Legislação Nacional: CPI40 ARTIGO 8 ARTIGO 214.
CONST76 ARTIGO 8.
D 22/75 DE 1975/01/22.
CPC67 ARTIGO 766 N3.
Referências Internacionais: CONV DA UNIÃO DE PARIS PARA A PROTECÇÃO DA PROPRIEDADE INDUSTRIAL DE 1883/03/20.
ACTO DE ESTOCOLMO DE 1967/07/14.
Sumário :
O direito exclusivo de explorar o invento que pertence ao titular da patente de processo, nos termos do artigo 8 do Codigo da Propriedade Industrial, e ofendido pela fabricação, manipulação ou venda, por terceiro, em Portugal, de outro produto que contenha, ainda que importado, um principio obtido pelo processo industrial a que a patente se refere.
Decisão Texto Integral:
Acordam, em pleno, os juizes do Supremo Tribunal de Justiça:

"A" e "B" recorreram, para tribunal pleno, do acordão certificado a folhas 12, proferido por este Supremo Tribunal em 9 de Março de 1976, com o fundamento de que ele esta em oposição, relativamente a solução dada a mesma questão fundamental de direito, com o acordão deste Tribunal, de 24 de Junho de 1975, constante da fotocopia de folhas 26.

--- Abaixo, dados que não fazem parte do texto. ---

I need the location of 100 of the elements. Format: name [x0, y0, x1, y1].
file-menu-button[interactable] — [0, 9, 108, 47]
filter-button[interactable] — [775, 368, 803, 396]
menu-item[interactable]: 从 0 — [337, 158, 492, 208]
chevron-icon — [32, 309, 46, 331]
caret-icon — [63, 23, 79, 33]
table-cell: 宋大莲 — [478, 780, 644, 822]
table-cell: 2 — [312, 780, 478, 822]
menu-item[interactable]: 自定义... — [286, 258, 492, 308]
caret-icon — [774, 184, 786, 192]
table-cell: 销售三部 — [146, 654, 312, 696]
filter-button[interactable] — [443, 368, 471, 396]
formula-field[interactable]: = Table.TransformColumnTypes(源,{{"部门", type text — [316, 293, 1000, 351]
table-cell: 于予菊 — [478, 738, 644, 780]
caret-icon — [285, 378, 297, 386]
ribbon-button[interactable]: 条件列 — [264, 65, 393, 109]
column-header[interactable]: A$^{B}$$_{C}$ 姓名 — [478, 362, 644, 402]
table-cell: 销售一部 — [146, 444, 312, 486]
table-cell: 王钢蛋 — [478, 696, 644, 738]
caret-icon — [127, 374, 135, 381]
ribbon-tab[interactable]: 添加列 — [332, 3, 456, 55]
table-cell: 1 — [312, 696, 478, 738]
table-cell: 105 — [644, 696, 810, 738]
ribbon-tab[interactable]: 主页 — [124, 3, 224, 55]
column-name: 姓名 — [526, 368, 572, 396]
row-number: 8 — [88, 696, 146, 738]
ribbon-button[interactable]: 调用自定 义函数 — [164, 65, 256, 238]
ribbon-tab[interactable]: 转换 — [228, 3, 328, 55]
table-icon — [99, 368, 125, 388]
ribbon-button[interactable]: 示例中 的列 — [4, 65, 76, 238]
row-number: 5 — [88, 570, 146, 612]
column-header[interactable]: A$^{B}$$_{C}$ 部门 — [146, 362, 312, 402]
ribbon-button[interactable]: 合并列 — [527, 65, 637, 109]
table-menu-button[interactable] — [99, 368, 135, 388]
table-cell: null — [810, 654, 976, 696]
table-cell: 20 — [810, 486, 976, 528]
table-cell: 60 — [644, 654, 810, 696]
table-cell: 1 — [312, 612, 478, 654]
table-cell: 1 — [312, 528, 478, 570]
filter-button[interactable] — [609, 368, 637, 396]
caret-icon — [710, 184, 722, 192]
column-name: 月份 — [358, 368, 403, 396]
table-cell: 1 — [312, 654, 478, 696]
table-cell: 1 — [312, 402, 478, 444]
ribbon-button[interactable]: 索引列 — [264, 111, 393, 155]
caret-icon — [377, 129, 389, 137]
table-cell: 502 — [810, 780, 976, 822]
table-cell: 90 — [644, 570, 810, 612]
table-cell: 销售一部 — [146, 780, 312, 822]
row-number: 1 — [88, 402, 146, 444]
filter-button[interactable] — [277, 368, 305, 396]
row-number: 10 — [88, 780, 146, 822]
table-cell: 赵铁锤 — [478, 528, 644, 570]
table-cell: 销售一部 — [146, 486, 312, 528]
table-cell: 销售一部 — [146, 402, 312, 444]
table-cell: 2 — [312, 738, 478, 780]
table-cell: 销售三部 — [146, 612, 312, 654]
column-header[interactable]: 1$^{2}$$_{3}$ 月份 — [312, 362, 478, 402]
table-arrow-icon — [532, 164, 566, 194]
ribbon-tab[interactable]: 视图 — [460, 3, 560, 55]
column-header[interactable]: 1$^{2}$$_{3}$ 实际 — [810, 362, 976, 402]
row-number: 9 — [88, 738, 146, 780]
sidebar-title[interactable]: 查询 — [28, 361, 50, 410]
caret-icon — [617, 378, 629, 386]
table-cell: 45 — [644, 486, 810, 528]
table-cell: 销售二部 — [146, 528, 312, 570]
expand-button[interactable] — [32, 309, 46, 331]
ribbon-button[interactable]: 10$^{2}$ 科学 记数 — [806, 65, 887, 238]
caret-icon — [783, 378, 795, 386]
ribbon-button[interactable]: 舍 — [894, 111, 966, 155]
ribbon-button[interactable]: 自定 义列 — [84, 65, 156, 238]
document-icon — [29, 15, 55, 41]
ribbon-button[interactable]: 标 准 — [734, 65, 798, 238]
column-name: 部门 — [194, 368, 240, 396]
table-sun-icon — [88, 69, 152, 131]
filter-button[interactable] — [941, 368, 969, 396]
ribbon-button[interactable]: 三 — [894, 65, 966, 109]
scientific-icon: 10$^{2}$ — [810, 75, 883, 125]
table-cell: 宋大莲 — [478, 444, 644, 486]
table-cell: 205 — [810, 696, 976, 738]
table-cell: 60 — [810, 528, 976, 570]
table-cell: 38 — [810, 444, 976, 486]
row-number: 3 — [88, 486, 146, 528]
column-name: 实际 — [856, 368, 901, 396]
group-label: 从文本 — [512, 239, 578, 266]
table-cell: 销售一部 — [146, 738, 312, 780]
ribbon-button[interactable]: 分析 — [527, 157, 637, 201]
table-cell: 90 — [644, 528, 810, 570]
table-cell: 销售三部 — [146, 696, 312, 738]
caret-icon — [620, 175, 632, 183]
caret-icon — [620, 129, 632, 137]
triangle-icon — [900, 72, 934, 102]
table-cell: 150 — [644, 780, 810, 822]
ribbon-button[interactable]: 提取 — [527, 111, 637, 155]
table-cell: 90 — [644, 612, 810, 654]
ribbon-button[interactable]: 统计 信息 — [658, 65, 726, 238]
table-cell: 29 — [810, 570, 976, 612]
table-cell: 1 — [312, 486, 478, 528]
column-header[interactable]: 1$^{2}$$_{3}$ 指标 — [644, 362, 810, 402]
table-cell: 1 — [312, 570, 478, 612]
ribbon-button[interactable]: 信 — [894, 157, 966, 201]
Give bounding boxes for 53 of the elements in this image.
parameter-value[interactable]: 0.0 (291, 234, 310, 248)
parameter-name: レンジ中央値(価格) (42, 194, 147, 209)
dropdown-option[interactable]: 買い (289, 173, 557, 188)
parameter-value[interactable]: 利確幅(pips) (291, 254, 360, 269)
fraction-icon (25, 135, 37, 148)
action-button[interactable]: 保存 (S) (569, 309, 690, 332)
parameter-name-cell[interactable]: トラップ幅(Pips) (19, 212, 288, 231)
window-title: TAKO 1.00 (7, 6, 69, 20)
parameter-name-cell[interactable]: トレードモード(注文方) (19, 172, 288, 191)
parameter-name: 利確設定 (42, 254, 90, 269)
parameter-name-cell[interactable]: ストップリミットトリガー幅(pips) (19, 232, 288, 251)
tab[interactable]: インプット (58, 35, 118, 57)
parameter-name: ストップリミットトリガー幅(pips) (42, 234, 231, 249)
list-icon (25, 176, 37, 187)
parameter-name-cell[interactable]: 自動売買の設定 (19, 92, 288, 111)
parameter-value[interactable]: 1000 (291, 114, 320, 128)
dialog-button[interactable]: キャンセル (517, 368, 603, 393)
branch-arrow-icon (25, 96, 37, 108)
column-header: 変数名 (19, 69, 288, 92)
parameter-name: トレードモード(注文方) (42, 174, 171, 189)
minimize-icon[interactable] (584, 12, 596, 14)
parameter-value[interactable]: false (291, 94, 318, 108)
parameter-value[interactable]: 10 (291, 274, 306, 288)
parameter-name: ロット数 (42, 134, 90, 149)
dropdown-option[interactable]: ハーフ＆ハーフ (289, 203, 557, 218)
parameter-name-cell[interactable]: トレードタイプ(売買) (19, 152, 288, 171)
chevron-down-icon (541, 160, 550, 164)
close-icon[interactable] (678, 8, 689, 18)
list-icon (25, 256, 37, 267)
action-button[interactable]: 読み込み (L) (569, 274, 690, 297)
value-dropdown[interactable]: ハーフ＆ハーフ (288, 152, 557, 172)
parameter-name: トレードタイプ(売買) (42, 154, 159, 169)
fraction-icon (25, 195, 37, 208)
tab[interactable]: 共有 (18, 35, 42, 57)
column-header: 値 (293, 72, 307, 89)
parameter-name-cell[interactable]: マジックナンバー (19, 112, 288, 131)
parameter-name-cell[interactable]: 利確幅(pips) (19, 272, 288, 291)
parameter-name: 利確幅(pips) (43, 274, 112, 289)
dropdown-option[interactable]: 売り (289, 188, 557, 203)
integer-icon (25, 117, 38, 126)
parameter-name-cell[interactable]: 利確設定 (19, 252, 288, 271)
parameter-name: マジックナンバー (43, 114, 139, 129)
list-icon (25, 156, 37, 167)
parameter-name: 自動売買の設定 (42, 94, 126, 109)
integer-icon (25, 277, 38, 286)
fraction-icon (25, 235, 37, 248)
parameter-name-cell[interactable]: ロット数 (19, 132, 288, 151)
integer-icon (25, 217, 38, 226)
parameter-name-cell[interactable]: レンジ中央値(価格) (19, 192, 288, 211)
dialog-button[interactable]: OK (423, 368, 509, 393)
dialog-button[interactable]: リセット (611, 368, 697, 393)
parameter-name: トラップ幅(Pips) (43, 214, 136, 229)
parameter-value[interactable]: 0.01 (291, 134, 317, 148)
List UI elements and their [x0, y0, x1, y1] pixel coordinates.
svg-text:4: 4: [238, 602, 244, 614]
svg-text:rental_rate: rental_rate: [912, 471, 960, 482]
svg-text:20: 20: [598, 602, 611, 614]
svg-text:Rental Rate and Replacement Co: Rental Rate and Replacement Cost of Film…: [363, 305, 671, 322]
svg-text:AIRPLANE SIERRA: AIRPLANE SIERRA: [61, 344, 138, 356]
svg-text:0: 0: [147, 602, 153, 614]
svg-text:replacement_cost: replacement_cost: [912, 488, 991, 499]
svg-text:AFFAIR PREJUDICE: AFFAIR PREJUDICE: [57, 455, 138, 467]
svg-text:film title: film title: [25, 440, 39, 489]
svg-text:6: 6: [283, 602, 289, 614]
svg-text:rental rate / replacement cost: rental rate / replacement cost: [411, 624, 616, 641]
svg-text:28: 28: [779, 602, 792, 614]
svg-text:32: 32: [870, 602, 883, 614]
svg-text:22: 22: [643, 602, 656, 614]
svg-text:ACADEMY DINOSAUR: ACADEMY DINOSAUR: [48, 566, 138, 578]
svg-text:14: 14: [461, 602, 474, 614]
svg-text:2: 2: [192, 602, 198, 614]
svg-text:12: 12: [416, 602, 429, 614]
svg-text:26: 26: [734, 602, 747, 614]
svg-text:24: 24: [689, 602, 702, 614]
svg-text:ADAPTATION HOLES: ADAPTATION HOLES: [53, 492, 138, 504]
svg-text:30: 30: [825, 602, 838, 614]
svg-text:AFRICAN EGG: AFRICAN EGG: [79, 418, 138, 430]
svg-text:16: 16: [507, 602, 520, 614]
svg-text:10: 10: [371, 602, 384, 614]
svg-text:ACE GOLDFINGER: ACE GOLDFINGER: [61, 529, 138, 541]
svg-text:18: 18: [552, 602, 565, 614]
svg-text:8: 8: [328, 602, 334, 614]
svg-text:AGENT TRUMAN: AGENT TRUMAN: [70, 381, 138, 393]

Por acordão da 2 Secção Civel deste Tribunal, de folhas
37, foi reconhecida a existencia da oposição invocada e mandado prosseguir o recurso.
Alegaram as partes e o ilustre representante do Ministerio Publico junto deste Tribunal emitiu o seu douto parecer de folhas 145 e seguintes.
O processo correu os vistos legais, estando em condições de se apreciar do recurso.
Tudo visto:
Em primeiro lugar, e por aplicação do disposto no n. 3 do artigo 766 do Codigo de Processo Civil, cumpre-nos reexaminar a questão de saber se, no caso dos autos, se verifica a oposição de julgados que, traduzindo conflito de jurisprudencia, justifica o recurso para tribunal pleno.
Como se sabe essa posição verifica-se quando o Supremo, em decisões proferidas em processos diferentes, da, a mesma questão essencial de direito, no dominio da mesma legislação, soluções opostas.
No caso sub judice foram propostas, pelas ora recorrentes, duas acções: uma contra a firma "C Lda.," na qual foi proferido o acordão recorrido; outra a "D - S. A. R. L.", onde foi proferido o acordão, dito em oposição, de 24 de Junho de 1975.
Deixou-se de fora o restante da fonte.